For single-family homes or small spaces with central air, mechanical filters are probably adequate, says Bill Bahnfleth, a professor of architectural engineering at Pennsylvania State University. But in office buildings or schools, high-performance mechanical filters may reduce the flow of air too much, so additional systems can be useful. These systems work differently to rid the air of possible contaminants. One of the best-understood systems, germicidal ultraviolet, uses ultraviolet light to damage virus’ genetic code, making it no longer infectious.
Some systems on the market are less well understood, and may come with additional risks. Jimenez is concerned that processes like oxidation and ionization, intended to clean the air of harmful particles, could cause chemical changes in volatile organic compounds that can be introduced to a room by off-gassing wood and paint. These chemical changes could create compounds that present a health risk, though Jimenez says scientists aren’t sure how big a risk because it has not been studied in detail.

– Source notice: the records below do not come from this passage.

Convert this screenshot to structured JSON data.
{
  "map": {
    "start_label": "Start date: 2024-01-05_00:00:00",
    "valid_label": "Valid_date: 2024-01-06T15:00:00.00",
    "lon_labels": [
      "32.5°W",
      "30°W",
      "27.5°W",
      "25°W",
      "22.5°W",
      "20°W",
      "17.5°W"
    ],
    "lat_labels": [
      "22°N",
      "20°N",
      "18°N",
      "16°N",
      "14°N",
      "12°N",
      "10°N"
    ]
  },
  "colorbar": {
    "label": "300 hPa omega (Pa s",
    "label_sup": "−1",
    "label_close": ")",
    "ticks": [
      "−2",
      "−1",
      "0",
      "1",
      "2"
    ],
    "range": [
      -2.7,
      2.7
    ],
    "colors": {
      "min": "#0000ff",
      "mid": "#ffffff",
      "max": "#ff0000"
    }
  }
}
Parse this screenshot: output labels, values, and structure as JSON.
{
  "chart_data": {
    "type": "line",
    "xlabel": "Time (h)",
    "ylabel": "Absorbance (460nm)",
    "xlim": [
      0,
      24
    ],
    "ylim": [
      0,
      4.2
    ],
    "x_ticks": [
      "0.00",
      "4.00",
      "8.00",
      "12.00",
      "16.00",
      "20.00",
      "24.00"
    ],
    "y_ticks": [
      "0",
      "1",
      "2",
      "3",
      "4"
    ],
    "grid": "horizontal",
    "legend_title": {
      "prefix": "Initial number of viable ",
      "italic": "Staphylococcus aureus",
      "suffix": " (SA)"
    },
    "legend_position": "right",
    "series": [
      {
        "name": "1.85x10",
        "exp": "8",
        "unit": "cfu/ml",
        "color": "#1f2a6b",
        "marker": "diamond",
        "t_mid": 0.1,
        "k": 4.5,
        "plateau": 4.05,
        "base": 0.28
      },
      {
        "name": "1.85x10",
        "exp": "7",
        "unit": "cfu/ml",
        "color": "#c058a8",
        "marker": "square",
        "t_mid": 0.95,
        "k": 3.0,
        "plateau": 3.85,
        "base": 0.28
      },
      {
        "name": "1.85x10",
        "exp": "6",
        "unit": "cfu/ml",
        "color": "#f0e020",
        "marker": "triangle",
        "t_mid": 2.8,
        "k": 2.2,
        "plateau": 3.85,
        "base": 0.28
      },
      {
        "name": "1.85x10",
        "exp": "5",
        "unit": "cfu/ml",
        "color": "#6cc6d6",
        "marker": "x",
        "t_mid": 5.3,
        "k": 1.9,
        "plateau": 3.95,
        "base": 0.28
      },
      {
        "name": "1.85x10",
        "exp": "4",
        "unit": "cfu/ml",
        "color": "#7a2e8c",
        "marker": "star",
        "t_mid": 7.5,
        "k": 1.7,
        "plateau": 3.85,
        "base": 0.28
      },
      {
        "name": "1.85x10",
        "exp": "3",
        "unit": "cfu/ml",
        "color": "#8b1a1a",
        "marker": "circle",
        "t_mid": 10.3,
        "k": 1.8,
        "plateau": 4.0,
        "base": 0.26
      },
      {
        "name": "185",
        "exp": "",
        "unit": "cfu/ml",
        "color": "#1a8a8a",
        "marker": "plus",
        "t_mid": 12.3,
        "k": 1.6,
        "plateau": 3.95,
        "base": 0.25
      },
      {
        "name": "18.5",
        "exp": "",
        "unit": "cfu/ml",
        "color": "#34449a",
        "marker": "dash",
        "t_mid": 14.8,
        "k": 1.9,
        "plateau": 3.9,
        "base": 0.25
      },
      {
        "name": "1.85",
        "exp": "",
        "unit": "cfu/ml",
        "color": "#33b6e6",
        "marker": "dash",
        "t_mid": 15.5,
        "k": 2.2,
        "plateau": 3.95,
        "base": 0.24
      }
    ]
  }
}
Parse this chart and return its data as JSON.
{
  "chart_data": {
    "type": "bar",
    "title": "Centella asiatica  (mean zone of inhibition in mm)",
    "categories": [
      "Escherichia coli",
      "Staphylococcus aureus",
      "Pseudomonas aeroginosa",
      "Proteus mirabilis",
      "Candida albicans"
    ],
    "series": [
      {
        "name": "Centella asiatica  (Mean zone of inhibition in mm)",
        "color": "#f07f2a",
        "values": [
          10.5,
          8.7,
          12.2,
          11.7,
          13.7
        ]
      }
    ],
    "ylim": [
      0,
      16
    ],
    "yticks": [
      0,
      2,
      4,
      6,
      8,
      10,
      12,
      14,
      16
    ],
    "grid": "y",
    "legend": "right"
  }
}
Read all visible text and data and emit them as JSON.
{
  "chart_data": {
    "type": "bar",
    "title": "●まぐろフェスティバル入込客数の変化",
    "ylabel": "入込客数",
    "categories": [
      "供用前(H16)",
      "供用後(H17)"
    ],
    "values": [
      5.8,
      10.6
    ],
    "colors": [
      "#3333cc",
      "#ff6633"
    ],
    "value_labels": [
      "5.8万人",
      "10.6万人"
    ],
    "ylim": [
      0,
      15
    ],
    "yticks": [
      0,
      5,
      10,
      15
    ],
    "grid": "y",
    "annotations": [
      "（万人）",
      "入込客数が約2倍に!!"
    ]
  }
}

Though germicidal ultraviolet may be a good solution for larger buildings “when recommended filtration and ventilation upgrades are not possible,” Bahnfleth says, single-family homes where everyone is in the same coronavirus bubble may be fine with mechanical filters. Those with central air can upgrade their filters to “the best system they can tolerate,” as Jimenez says, often a MERV 13 or higher. Rooms without central air could benefit from portable air cleaners (sometimes known as air purifiers) that can cost a few hundred dollars each. Or you can make your own air filter using a box fan and a filter for about $30.
“No filter is really perfect protection against infection. There are many ways for them to fail to capture all the particles that are in the air,” Bahnfleth says. In shared indoor spaces, masks are still a great way to keeping coronavirus-carrying particles out of the air we breathe.